Trials use fixed dose arms and slow titration to limit side effects. That is research design, not personal instruction. What is safe or appropriate for one person depends on their health, other conditions, and clinician judgment. This page does not tell you what to take, when, or how.
Keep reading
Related research and verification
Tirzepatide For Weight Loss: FAQ
References
- Jastreboff AM, Aronne LJ, Ahmad NN, et al. Tirzepatide Once Weekly for the Treatment of Obesity (SURMOUNT-1).
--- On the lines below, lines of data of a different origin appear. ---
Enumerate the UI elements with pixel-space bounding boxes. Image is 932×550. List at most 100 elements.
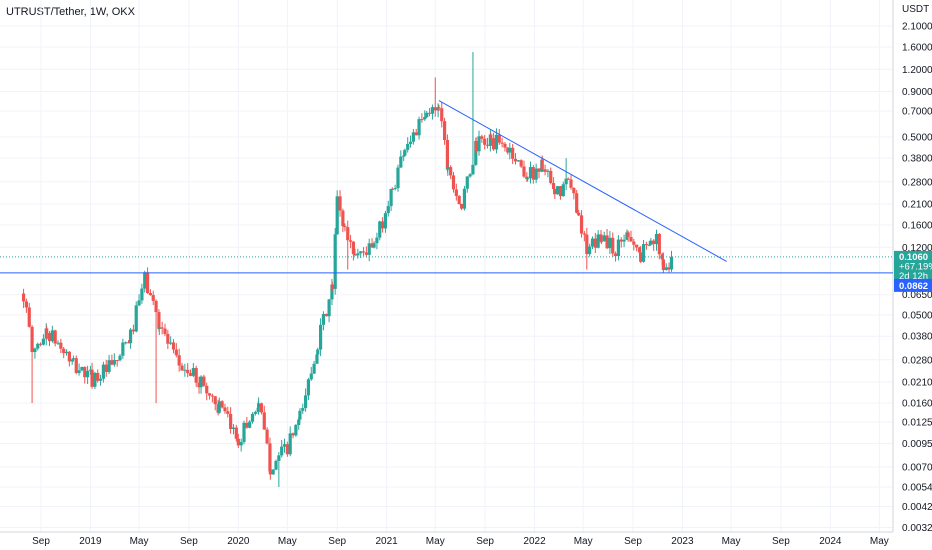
candle-body: [575, 193, 579, 213]
candle-body: [657, 233, 661, 255]
candle-body: [626, 232, 630, 238]
candle-body: [485, 144, 490, 146]
support-price-value: 0.0862: [899, 281, 928, 292]
candle-body: [38, 343, 43, 345]
candle-body: [309, 373, 313, 380]
x-tick-label: 2021: [376, 536, 399, 547]
candle-body: [199, 376, 203, 388]
candle-body: [306, 379, 311, 396]
candle-body: [335, 196, 339, 235]
candle-body: [50, 330, 54, 342]
candle-body: [361, 251, 366, 253]
candle-body: [157, 312, 161, 329]
candle-body: [516, 160, 520, 162]
candle-body: [30, 326, 34, 353]
candle-body: [327, 299, 331, 317]
y-tick-label: 2.1000: [902, 22, 932, 33]
candle-body: [166, 333, 170, 344]
candle-body: [271, 469, 275, 475]
candle-body: [353, 254, 357, 256]
candle-body: [188, 373, 193, 376]
candle-body: [96, 372, 100, 381]
candle-body: [408, 141, 413, 144]
candle-body: [151, 295, 155, 301]
candle-body: [526, 178, 530, 180]
candle-body: [522, 166, 526, 177]
candle-body: [660, 254, 664, 260]
candle-body: [288, 433, 292, 455]
candle-body: [551, 183, 556, 189]
candle-body: [301, 408, 305, 411]
candle-body: [70, 359, 74, 362]
candle-body: [47, 333, 52, 342]
candle-body: [71, 358, 76, 360]
candle-body: [110, 360, 114, 365]
candle-body: [622, 239, 626, 242]
y-tick-label: 0.0380: [902, 332, 932, 343]
candle-body: [253, 411, 257, 414]
candle-body: [268, 443, 272, 472]
y-tick-label: 0.1600: [902, 221, 932, 232]
y-tick-label: 0.0095: [902, 439, 932, 450]
candle-body: [635, 244, 639, 248]
candle-body: [556, 186, 560, 195]
candle-body: [256, 403, 261, 408]
candle-body: [346, 227, 350, 241]
candle-body: [137, 300, 141, 306]
candle-body: [389, 188, 393, 207]
candle-body: [239, 442, 243, 446]
candle-body: [359, 251, 363, 254]
candle-body: [546, 170, 550, 172]
candle-body: [445, 140, 450, 170]
candle-body: [599, 241, 603, 243]
candle-body: [85, 370, 90, 378]
candle-body: [494, 134, 499, 150]
candle-body: [157, 327, 161, 329]
candle-body: [98, 378, 103, 381]
candle-body: [223, 407, 227, 412]
candle-body: [226, 411, 230, 414]
candle-body: [148, 293, 153, 296]
candle-body: [596, 234, 600, 248]
candle-body: [661, 259, 665, 270]
candle-body: [77, 370, 81, 373]
candle-body: [321, 314, 326, 325]
candle-body: [383, 213, 388, 229]
y-tick-label: 0.9000: [902, 87, 932, 98]
candle-body: [174, 349, 178, 356]
x-tick-label: 2022: [523, 536, 546, 547]
last-price-change: +67.19%: [899, 261, 932, 272]
candle-body: [171, 342, 176, 350]
candle-body: [474, 141, 478, 165]
x-tick-label: Sep: [328, 536, 346, 547]
candle-body: [145, 272, 150, 294]
candle-body: [483, 138, 487, 145]
y-tick-label: 0.0070: [902, 462, 932, 473]
candle-body: [372, 243, 376, 248]
candle-body: [537, 168, 541, 172]
candle-body: [191, 367, 195, 376]
candle-body: [561, 184, 565, 197]
candle-body: [220, 401, 224, 408]
candle-body: [24, 301, 29, 308]
x-tick-label: May: [278, 536, 297, 547]
candle-body: [629, 237, 633, 242]
candle-body: [126, 342, 131, 344]
y-tick-label: 0.7000: [902, 106, 932, 117]
x-tick-label: Sep: [476, 536, 494, 547]
x-tick-label: May: [574, 536, 593, 547]
last-price-tag: [894, 250, 932, 281]
candle-body: [291, 433, 295, 436]
candle-body: [294, 425, 298, 436]
candle-body: [59, 342, 63, 349]
candle-body: [477, 136, 481, 152]
candle-body: [364, 252, 368, 255]
candle-body: [33, 348, 37, 353]
candle-body: [36, 343, 40, 349]
candle-body: [414, 132, 418, 136]
candle-body: [285, 444, 289, 455]
candle-body: [585, 234, 589, 255]
candle-body: [180, 365, 184, 371]
candle-body: [528, 167, 533, 179]
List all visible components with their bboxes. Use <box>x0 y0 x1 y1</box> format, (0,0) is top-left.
N Engl J Med. 2022;387(3):205-216. doi:10.1056/NEJMoa2206038. PMID 35658024.
- Wilding JPH, Batterham RL, Calanna S, et al. Once-Weekly Semaglutide in Adults with Overweight or Obesity (STEP 1). N Engl J Med. 2021;384(11):989-1002. doi:10.1056/NEJMoa2032183. PMID 33567185.
- Frias JP, Davies MJ, Rosenstock J, et al. Tirzepatide versus Semaglutide Once Weekly in Patients with Type 2 Diabetes (SURPASS-2). N Engl J Med. 2021;385(6):503-515. doi:10.1056/NEJMoa2107519. PMID 34170647.
- Aronne LJ, Sattar N, Horn DB, et al. Continued Treatment With Tirzepatide for Maintenance of Weight Reduction in Adults With Obesity: The SURMOUNT-4 Randomized Clinical Trial. JAMA. 2024;331(1):38-48. doi:10.1001/jama.2023.24945. PMID 38078870.
- Aronne LJ, Horn DB, le Roux CW, et al. Tirzepatide as Compared with Semaglutide for the Treatment of Obesity (SURMOUNT-5). N Engl J Med. 2025. doi:10.1056/NEJMoa2416394.
- Horn DB, et al. Time to weight plateau with tirzepatide treatment in the SURMOUNT-1 and SURMOUNT-4 clinical trials. Clin Obes. 2025. PMC12096058.
- Wilding JPH, Batterham RL, Davies MJ, et al. Weight regain and cardiometabolic effects after withdrawal of semaglutide: The STEP 1 trial extension. Diabetes Obes Metab. 2022;24(8):1553-1564. doi:10.1111/dom.14725. PMC9542252.
- Rosenbaum M, Leibel RL. Adaptive thermogenesis in humans. Int J Obes (Lond). 2010;34(Suppl 1):S47-S55. doi:10.1038/ijo.2010.184. PMC3673773.
General educational information only, research-use framing, not medical advice. Confirm the current status where you live and consult a qualified professional before acting.